Lack of reflection on effectiveness
Effective leadership requires:
Awareness
Adjustment
Discipline
Accountability Creates Freedom
One of the strongest themes in the conversation:
Accountability is not restriction. It is freedom.
When leaders:
Take ownership of decisions
Accept outcomes without deflection
They gain:
Clarity
Confidence
Control
Avoiding accountability creates constraint. Owning it creates options.
The Role of Forgiveness in Leadership
An overlooked leadership capability:
Forgiveness.
This includes:
Letting go of past mistakes
Releasing resentment
Removing internal barriers
Without it:
Decision-making becomes limited
Leaders operate from fear or hesitation
With it:
Leaders expand their ability to act
Choices become more intentional
The MyOS Framework: A Personal Leadership System
John introduces the concept of MyOS, a personal operating system.
Core elements:
Inner peace
Clear definition of identity
Alignment with personal values
At its core, MyOS asks:
Are you making decisions you can respect?
This becomes the filter for leadership decisions.
The BU Manifesto: Identity Across Roles
John expands this with the BU Manifesto:
Focus on core identity
Apply strengths across different roles and vocations
Maintain consistency across environments
This prevents fragmentation:
Leader at work
Different person at home
Misalignment across responsibilities
Alignment: Hands, Heart, and Mind
Peak performance happens when three elements align:
Hands: What you do
Heart: What you care about
Mind: What you think
Misalignment creates:
Friction
Burnout
Poor decisions
Alignment creates:
Clarity
Energy
Consistency
Leadership in Practice: Decision Under Pressure
Michael shares a real-world example:
Reorganized a healthcare system based on data
Faced resistance from physicians
Offered accountability through a 90-day trial
Outcome:
System succeeded
Long-term stability was achieved
Lesson:
Strong decisions require conviction
Accountability builds trust
Data must be paired with leadership clarity
Key Takeaways
Success without alignment leads to dissatisfaction
Decision-making patterns can limit leadership effectiveness
Fear is not the problem.
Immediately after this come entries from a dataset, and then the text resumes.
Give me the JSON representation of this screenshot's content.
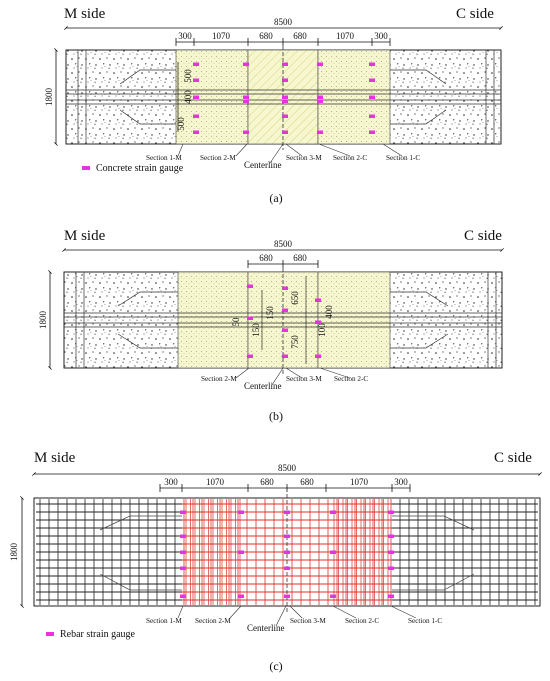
{
  "colors": {
    "concrete_hatch": "#2a2a2a",
    "joint_fill": "#f4f4c8",
    "gauge": "#e633e0",
    "rebar_black": "#222222",
    "rebar_red": "#d9322b",
    "outline": "#222222"
  },
  "panel_a": {
    "m_side": "M side",
    "c_side": "C side",
    "total_length": "8500",
    "width_dim": "1800",
    "segments": [
      "300",
      "1070",
      "680",
      "680",
      "1070",
      "300"
    ],
    "vertical_dims": [
      "500",
      "400",
      "500"
    ],
    "sections": [
      "Section 1-M",
      "Section 2-M",
      "Centerline",
      "Section 3-M",
      "Section 2-C",
      "Section 1-C"
    ],
    "legend": "Concrete strain gauge",
    "caption": "(a)"
  },
  "panel_b": {
    "m_side": "M side",
    "c_side": "C side",
    "total_length": "8500",
    "width_dim": "1800",
    "segments": [
      "680",
      "680"
    ],
    "vertical_dims": [
      "150",
      "650",
      "750",
      "400",
      "100",
      "50",
      "150"
    ],
    "sections": [
      "Section 2-M",
      "Centerline",
      "Section 3-M",
      "Section 2-C"
    ],
    "caption": "(b)"
  },
  "panel_c": {
    "m_side": "M side",
    "c_side": "C side",
    "total_length": "8500",
    "width_dim": "1800",
    "segments": [
      "300",
      "1070",
      "680",
      "680",
      "1070",
      "300"
    ],
    "sections": [
      "Section 1-M",
      "Section 2-M",
      "Centerline",
      "Section 3-M",
      "Section 2-C",
      "Section 1-C"
    ],
    "legend": "Rebar strain gauge",
    "caption": "(c)"
  }
}
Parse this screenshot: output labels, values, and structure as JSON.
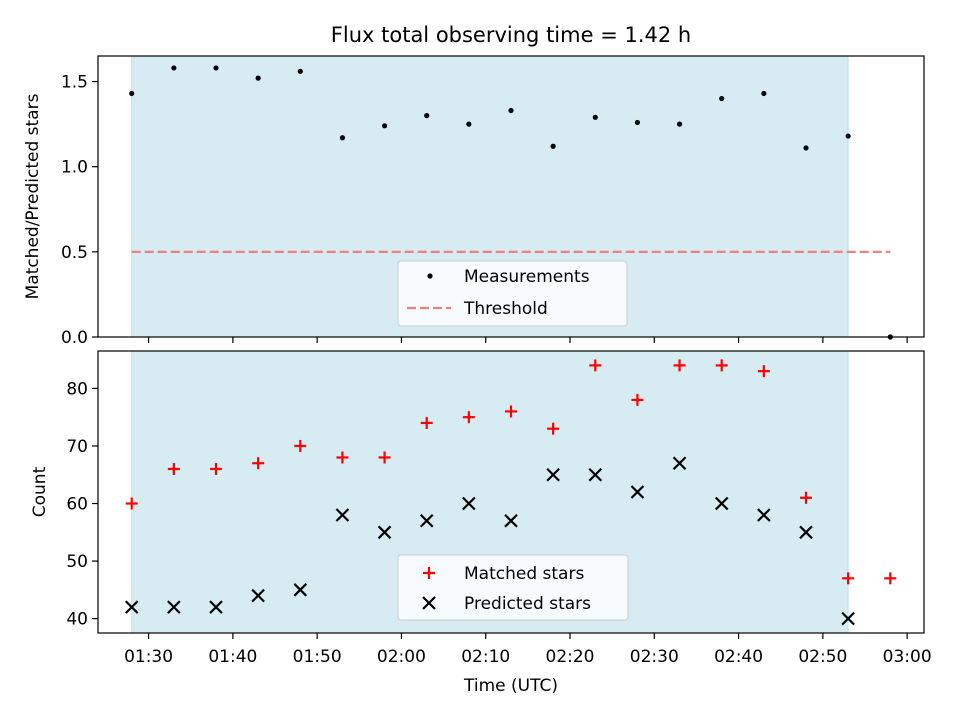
{
  "chart_data": [
    {
      "type": "scatter",
      "title": "Flux total observing time = 1.42 h",
      "ylabel": "Matched/Predicted stars",
      "xlabel": "",
      "xlim": [
        "01:24",
        "03:02"
      ],
      "ylim": [
        0,
        1.65
      ],
      "yticks": [
        0.0,
        0.5,
        1.0,
        1.5
      ],
      "ytick_labels": [
        "0.0",
        "0.5",
        "1.0",
        "1.5"
      ],
      "shaded_span": [
        "01:28",
        "02:53"
      ],
      "shade_color": "#add8e6",
      "legend_position": "lower center",
      "series": [
        {
          "name": "Measurements",
          "marker": "dot",
          "color": "#000000",
          "x": [
            "01:28",
            "01:33",
            "01:38",
            "01:43",
            "01:48",
            "01:53",
            "01:58",
            "02:03",
            "02:08",
            "02:13",
            "02:18",
            "02:23",
            "02:28",
            "02:33",
            "02:38",
            "02:43",
            "02:48",
            "02:53",
            "02:58"
          ],
          "y": [
            1.43,
            1.58,
            1.58,
            1.52,
            1.56,
            1.17,
            1.24,
            1.3,
            1.25,
            1.33,
            1.12,
            1.29,
            1.26,
            1.25,
            1.4,
            1.43,
            1.11,
            1.18,
            0.0
          ]
        },
        {
          "name": "Threshold",
          "marker": "dashed-line",
          "color": "#f08080",
          "x": [
            "01:28",
            "02:58"
          ],
          "y": [
            0.5,
            0.5
          ]
        }
      ]
    },
    {
      "type": "scatter",
      "ylabel": "Count",
      "xlabel": "Time (UTC)",
      "xlim": [
        "01:24",
        "03:02"
      ],
      "ylim": [
        37.5,
        86.5
      ],
      "yticks": [
        40,
        50,
        60,
        70,
        80
      ],
      "ytick_labels": [
        "40",
        "50",
        "60",
        "70",
        "80"
      ],
      "xticks": [
        "01:30",
        "01:40",
        "01:50",
        "02:00",
        "02:10",
        "02:20",
        "02:30",
        "02:40",
        "02:50",
        "03:00"
      ],
      "shaded_span": [
        "01:28",
        "02:53"
      ],
      "shade_color": "#add8e6",
      "legend_position": "lower center",
      "series": [
        {
          "name": "Matched stars",
          "marker": "plus",
          "color": "#ff0000",
          "x": [
            "01:28",
            "01:33",
            "01:38",
            "01:43",
            "01:48",
            "01:53",
            "01:58",
            "02:03",
            "02:08",
            "02:13",
            "02:18",
            "02:23",
            "02:28",
            "02:33",
            "02:38",
            "02:43",
            "02:48",
            "02:53",
            "02:58"
          ],
          "y": [
            60,
            66,
            66,
            67,
            70,
            68,
            68,
            74,
            75,
            76,
            73,
            84,
            78,
            84,
            84,
            83,
            61,
            47,
            47
          ]
        },
        {
          "name": "Predicted stars",
          "marker": "x",
          "color": "#000000",
          "x": [
            "01:28",
            "01:33",
            "01:38",
            "01:43",
            "01:48",
            "01:53",
            "01:58",
            "02:03",
            "02:08",
            "02:13",
            "02:18",
            "02:23",
            "02:28",
            "02:33",
            "02:38",
            "02:43",
            "02:48",
            "02:53"
          ],
          "y": [
            42,
            42,
            42,
            44,
            45,
            58,
            55,
            57,
            60,
            57,
            65,
            65,
            62,
            67,
            60,
            58,
            55,
            40
          ]
        }
      ]
    }
  ]
}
Lack of awareness is
Accountability creates freedom, not restriction
Alignment across identity and action is critical for sustainable leadership
Action Steps
Identify your decision patterns
Where are you defaulting instead of choosing?
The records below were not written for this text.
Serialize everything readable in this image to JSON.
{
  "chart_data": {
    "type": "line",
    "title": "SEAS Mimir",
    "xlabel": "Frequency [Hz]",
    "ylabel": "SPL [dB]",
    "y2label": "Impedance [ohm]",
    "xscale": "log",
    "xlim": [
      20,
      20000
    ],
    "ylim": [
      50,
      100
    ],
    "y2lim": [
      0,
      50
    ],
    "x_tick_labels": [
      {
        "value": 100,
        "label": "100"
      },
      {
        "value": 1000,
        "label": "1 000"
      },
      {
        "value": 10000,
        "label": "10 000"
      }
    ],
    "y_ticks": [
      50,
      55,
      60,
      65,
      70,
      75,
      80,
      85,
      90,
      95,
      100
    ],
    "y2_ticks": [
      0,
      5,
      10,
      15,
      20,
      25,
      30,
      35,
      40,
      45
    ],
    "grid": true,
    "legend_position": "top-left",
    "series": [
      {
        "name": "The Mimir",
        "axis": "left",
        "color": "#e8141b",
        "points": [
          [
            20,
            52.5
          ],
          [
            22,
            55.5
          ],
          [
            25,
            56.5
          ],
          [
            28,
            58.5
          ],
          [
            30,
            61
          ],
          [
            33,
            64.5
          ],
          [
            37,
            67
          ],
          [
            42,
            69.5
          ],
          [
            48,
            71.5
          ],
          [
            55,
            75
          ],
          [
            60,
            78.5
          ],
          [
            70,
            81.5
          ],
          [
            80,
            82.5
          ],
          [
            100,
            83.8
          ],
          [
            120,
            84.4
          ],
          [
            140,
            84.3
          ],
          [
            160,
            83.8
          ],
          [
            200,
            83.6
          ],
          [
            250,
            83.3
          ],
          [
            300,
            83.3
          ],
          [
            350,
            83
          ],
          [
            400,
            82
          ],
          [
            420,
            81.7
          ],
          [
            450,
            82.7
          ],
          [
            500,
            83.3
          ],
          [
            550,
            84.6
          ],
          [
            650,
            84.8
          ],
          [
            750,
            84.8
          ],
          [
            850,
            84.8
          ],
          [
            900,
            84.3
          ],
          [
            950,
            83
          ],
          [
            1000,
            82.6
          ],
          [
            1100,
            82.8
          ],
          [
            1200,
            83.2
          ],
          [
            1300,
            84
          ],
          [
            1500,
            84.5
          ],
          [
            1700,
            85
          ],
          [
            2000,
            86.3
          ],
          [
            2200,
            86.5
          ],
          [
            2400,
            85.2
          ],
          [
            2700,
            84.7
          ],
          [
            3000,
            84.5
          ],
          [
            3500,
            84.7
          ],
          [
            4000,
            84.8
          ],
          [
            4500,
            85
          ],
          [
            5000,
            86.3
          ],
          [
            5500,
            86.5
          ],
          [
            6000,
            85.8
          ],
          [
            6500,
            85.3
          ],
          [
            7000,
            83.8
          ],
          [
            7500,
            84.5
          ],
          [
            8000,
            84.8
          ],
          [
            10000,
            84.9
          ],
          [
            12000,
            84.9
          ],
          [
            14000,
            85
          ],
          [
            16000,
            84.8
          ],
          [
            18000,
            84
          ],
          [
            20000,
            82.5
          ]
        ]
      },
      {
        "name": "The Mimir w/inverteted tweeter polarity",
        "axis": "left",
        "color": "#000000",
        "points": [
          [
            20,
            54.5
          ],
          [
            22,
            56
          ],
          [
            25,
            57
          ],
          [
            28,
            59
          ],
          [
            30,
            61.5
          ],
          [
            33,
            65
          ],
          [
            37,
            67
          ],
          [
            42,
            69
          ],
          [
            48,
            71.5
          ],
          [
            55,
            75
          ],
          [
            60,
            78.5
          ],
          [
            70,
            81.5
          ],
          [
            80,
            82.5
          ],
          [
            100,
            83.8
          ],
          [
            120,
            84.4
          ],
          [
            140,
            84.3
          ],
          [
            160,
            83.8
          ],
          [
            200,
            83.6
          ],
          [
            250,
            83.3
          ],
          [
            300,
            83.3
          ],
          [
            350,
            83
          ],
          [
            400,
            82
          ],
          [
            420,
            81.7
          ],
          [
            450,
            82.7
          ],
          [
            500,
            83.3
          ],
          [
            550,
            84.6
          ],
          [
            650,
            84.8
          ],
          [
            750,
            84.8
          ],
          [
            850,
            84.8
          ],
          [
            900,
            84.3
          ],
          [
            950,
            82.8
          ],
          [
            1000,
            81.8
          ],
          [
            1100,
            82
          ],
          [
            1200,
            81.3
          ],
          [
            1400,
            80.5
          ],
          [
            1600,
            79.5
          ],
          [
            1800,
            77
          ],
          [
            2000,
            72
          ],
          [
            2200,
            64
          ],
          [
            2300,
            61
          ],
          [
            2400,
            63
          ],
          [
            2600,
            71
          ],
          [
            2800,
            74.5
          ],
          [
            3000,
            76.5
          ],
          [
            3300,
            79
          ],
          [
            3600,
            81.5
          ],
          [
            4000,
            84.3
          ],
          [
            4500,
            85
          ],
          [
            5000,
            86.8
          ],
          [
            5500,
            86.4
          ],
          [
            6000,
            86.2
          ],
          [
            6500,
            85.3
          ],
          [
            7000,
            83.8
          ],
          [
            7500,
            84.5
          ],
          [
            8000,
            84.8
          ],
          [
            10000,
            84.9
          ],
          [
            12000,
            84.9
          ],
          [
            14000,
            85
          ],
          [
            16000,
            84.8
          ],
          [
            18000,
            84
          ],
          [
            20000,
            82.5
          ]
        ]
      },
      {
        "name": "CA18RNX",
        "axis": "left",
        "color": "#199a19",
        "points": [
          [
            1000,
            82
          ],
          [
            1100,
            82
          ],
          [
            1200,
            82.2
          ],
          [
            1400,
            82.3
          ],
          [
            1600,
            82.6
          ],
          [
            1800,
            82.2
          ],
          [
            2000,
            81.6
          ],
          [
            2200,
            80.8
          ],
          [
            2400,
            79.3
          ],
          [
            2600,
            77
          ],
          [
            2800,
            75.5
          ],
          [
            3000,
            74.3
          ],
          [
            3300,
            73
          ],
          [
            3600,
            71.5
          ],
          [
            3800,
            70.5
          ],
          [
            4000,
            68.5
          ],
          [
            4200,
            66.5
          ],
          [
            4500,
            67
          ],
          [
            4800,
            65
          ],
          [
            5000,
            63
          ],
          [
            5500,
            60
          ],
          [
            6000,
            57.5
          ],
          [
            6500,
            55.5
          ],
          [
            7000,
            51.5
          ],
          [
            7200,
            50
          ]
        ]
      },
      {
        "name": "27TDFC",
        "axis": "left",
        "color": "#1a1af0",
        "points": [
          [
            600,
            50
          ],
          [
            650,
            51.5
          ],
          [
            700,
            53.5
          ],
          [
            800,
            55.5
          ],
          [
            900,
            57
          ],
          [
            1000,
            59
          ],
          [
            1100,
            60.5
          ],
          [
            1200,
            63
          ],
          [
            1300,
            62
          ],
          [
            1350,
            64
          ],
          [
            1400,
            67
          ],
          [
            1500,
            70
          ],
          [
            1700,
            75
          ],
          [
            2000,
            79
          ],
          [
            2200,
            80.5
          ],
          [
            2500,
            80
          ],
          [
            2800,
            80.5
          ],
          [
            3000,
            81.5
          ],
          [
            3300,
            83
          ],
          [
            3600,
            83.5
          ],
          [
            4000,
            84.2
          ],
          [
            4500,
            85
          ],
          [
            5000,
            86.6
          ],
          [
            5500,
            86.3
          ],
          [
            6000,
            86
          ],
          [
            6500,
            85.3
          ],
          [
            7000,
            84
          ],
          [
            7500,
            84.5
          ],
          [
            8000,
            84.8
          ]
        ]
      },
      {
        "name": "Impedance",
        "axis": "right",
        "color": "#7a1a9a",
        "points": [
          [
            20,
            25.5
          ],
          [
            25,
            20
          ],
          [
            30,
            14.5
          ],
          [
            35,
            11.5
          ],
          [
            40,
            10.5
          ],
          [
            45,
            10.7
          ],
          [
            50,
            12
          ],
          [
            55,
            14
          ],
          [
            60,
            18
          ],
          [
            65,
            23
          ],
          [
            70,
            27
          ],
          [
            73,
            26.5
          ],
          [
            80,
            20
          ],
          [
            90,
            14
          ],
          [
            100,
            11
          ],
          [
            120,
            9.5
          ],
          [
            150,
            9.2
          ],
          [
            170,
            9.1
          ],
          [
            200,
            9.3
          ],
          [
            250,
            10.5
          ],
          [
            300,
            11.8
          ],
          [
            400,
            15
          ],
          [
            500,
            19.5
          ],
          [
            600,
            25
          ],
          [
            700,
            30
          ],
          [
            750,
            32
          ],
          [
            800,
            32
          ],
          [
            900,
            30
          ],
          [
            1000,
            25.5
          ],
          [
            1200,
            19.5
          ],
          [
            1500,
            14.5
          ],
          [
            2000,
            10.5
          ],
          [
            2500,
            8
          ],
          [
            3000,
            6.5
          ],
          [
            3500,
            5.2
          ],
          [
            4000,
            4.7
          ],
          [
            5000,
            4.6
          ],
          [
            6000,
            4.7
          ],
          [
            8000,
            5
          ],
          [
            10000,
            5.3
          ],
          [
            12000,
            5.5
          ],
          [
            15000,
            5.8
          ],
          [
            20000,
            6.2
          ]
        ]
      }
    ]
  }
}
Define your leadership identity
What does a “good leader” mean to you?
Audit alignment
Are your actions, values, and thinking consistent?
Practice accountability
Own outcomes without deflection
Build reflection into your system
Weekly review of decisions and behaviors
Guest Links
Website: https://johnfairclough.com/
Closing
If your decisions are driven by patterns instead of intention, your leadership is operating on default.
Clarity comes from alignment. Freedom comes from accountability.